Reductions of up to 25% or more can be required to completely eliminate pop-in for wide fields of view and long viewing distances near the edges of the screen. Such situations are unusual and probably not worth the performance penalty introduced by loading geometry obscured by fog in the center of the screen. See RenderingManager::configureFog for the relevant source code.

Enabling the distant terrain setting is an alternative to increasing exterior cell load distance. Note that the distant land setting does not include rendering of distant static objects, so the resulting visual effect is not the same.

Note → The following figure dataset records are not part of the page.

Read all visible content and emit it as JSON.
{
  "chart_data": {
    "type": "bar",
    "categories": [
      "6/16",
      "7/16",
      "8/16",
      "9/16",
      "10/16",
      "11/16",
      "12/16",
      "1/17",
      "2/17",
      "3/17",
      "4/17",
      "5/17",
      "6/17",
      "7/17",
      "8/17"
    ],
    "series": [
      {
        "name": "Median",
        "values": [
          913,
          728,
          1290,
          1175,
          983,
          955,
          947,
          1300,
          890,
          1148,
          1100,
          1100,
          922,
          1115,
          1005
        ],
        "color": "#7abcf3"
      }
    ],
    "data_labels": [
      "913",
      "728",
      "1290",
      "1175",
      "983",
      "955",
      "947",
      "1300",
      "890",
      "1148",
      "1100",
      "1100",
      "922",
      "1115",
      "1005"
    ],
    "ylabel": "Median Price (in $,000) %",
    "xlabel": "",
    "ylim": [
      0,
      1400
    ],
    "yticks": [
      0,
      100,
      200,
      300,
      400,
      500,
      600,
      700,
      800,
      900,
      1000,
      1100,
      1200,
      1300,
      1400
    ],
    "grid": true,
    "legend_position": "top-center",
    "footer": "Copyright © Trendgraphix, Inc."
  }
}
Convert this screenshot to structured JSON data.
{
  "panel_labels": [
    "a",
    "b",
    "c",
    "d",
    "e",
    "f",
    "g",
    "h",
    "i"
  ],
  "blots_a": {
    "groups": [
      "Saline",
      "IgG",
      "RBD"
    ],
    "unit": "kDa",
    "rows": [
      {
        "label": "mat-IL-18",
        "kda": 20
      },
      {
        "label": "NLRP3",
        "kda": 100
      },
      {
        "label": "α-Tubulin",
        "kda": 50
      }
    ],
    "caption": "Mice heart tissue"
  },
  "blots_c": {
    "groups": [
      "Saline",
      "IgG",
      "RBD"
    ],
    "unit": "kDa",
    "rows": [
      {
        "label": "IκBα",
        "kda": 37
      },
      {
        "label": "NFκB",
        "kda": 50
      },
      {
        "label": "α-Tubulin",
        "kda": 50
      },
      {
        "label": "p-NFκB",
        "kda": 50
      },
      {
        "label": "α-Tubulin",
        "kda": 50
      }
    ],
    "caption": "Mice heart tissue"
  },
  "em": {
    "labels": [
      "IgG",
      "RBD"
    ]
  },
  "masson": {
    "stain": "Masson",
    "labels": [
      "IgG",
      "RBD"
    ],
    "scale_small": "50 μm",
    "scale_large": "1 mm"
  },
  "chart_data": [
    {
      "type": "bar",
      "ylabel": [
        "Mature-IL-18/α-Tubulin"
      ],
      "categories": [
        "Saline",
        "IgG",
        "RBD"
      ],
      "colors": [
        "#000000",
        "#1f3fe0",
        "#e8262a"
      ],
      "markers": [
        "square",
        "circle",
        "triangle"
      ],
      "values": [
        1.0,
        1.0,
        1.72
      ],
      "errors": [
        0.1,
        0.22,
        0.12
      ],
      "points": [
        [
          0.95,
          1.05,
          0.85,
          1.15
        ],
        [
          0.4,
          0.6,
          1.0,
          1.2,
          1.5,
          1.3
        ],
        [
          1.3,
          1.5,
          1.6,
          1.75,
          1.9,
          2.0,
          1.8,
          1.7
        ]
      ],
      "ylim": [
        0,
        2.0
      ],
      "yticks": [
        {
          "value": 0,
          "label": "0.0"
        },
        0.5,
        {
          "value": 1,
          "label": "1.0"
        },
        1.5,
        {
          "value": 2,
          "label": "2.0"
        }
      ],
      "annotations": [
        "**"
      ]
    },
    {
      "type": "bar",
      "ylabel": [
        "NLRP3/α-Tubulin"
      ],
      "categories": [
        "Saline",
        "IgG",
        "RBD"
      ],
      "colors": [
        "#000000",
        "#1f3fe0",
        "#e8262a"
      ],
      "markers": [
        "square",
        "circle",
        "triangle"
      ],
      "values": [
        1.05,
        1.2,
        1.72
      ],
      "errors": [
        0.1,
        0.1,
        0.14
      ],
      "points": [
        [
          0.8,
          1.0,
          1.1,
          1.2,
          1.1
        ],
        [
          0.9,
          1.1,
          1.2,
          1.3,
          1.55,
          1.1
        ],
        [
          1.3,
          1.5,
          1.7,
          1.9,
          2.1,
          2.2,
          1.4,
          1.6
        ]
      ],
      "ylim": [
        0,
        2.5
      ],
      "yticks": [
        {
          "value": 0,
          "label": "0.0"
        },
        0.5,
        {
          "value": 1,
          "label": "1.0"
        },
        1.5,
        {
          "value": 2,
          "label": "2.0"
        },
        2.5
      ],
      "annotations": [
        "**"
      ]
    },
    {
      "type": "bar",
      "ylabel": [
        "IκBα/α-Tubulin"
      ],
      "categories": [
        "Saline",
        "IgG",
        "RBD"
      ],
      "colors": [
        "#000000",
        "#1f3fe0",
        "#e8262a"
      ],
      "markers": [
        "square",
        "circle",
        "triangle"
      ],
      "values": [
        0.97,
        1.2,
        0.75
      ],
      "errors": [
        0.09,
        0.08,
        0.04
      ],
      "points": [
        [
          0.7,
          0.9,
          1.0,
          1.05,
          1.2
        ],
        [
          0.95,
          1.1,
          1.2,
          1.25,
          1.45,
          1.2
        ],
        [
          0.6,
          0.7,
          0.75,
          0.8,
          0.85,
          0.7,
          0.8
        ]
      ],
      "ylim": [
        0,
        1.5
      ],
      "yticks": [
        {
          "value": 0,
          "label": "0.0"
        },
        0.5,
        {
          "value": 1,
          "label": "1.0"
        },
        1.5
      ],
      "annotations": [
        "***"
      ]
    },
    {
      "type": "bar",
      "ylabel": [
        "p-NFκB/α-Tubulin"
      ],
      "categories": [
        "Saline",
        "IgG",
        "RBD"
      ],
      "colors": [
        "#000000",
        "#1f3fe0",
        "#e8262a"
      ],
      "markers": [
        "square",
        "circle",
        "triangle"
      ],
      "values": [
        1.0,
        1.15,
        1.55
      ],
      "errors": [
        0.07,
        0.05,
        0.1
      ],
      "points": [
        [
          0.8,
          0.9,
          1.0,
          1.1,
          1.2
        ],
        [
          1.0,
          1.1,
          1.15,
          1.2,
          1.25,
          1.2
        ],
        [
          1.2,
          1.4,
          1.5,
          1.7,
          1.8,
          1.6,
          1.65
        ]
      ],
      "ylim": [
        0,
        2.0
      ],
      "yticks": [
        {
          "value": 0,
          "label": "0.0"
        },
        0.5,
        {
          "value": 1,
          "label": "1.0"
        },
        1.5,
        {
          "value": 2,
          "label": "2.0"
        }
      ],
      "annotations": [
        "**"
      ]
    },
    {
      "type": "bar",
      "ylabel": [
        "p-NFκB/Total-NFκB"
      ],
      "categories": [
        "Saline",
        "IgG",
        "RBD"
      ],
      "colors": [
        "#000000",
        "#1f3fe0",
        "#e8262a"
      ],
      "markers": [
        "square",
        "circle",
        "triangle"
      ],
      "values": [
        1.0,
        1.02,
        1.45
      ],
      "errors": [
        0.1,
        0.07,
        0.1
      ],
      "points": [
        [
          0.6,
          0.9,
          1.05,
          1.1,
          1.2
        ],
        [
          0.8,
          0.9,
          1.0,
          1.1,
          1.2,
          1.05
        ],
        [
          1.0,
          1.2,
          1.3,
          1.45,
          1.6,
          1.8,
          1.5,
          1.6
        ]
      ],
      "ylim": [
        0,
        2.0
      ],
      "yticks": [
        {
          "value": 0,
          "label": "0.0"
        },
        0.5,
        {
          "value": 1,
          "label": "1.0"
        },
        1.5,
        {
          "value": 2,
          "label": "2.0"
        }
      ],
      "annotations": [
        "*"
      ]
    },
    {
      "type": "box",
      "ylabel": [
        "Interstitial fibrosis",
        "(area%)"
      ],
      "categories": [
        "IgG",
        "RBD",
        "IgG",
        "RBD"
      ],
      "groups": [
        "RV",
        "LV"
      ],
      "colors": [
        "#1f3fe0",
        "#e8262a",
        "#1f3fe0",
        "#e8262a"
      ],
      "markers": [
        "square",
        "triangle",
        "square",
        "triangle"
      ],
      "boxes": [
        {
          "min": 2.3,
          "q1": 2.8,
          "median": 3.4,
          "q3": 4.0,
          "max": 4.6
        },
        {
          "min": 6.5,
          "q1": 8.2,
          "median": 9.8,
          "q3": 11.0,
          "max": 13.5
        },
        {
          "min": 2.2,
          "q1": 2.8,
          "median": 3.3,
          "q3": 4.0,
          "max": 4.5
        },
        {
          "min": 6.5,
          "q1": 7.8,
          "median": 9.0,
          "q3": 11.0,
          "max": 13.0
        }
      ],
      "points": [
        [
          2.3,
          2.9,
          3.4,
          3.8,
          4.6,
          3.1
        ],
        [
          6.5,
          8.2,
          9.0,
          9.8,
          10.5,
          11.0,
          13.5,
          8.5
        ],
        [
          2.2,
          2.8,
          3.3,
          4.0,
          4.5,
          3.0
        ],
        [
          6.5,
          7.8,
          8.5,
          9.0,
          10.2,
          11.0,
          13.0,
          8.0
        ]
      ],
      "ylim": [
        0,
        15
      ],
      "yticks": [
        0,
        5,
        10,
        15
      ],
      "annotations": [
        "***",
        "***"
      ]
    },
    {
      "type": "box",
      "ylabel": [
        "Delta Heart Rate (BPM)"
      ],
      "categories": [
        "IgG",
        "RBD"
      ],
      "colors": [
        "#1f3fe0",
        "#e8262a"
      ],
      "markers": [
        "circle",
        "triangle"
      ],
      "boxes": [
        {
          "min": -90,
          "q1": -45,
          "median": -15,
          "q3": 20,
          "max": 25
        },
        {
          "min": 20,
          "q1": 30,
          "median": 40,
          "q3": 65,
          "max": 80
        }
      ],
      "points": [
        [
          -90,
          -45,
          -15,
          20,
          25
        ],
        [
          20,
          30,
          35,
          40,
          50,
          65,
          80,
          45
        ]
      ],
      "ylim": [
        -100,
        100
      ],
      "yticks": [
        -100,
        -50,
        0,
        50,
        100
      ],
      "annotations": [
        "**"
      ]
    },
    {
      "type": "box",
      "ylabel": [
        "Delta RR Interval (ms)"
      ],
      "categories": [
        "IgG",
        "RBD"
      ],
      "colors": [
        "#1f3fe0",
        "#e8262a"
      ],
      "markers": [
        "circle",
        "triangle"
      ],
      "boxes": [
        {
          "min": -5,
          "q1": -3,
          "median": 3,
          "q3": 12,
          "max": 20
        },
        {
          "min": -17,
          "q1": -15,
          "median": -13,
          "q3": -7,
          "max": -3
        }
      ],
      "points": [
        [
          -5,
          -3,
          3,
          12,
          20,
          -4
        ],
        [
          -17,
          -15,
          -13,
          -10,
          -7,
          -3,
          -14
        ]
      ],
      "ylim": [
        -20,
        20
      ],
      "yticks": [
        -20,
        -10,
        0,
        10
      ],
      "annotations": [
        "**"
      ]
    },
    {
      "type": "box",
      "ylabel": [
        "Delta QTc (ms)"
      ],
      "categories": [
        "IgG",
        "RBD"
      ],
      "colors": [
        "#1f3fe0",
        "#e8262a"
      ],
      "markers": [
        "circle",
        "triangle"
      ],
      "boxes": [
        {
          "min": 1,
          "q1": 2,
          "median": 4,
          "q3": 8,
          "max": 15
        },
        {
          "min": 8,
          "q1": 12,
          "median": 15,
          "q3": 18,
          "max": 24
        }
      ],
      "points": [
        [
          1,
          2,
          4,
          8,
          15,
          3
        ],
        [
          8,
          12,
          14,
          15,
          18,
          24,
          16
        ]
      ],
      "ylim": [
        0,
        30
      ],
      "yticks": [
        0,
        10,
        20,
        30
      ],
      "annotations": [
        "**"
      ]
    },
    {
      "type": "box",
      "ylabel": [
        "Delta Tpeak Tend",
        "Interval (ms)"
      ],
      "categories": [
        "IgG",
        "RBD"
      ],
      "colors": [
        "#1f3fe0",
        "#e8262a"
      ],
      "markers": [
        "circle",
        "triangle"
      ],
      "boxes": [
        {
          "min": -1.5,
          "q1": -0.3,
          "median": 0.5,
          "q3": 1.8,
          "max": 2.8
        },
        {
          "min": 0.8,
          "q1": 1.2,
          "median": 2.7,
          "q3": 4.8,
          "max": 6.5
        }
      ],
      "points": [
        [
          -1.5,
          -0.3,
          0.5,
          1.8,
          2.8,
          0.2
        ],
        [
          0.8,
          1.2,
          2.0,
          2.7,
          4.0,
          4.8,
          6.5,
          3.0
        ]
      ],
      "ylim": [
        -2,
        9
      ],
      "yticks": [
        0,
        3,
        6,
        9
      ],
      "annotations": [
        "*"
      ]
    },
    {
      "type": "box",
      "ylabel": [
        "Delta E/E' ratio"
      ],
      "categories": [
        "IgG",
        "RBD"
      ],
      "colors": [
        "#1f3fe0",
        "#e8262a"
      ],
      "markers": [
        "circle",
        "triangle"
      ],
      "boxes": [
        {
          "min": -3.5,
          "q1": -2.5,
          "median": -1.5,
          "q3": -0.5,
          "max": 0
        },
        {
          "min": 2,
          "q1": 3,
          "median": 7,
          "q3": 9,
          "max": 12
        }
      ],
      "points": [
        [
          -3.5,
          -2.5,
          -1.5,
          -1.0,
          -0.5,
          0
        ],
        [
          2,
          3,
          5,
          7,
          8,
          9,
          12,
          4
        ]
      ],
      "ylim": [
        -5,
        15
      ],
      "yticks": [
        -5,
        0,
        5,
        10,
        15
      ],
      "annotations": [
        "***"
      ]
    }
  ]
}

This setting can be adjusted in game from the ridiculously low value of 2048.0 to a maximum of 81920.0 using the View Distance slider in the Detail tab of the Video panel of the Options menu.

field of view

Type:floating point
Range:1-179
Default:55.0

Sets the camera field of view in degrees. Recommended values range from 30 degrees to 110 degrees. Small values provide a very narrow field of view that creates a “zoomed in” effect, while large values cause distortion at the edges of the screen. The “field of view” setting interacts with aspect ratio of your video resolution in that more square aspect ratios (e.g. 4:3) need a wider field of view to more resemble the same field of view on a widescreen (e.g. 16:9) monitor.

This setting can be changed in game using the Field of View slider from the Video tab of the Video panel of the Options menu.

first person field of view

Type:floating point
Range:1-179
Default:55.0

This setting controls the field of view for first person meshes such as the player’s hands and held objects. It is not recommended to change this value from its default value because the Bethesda provided Morrowind assets do not adapt well to large values, while small values can result in the hands not being visible.

This setting can only be configured by editing the settings configuration file.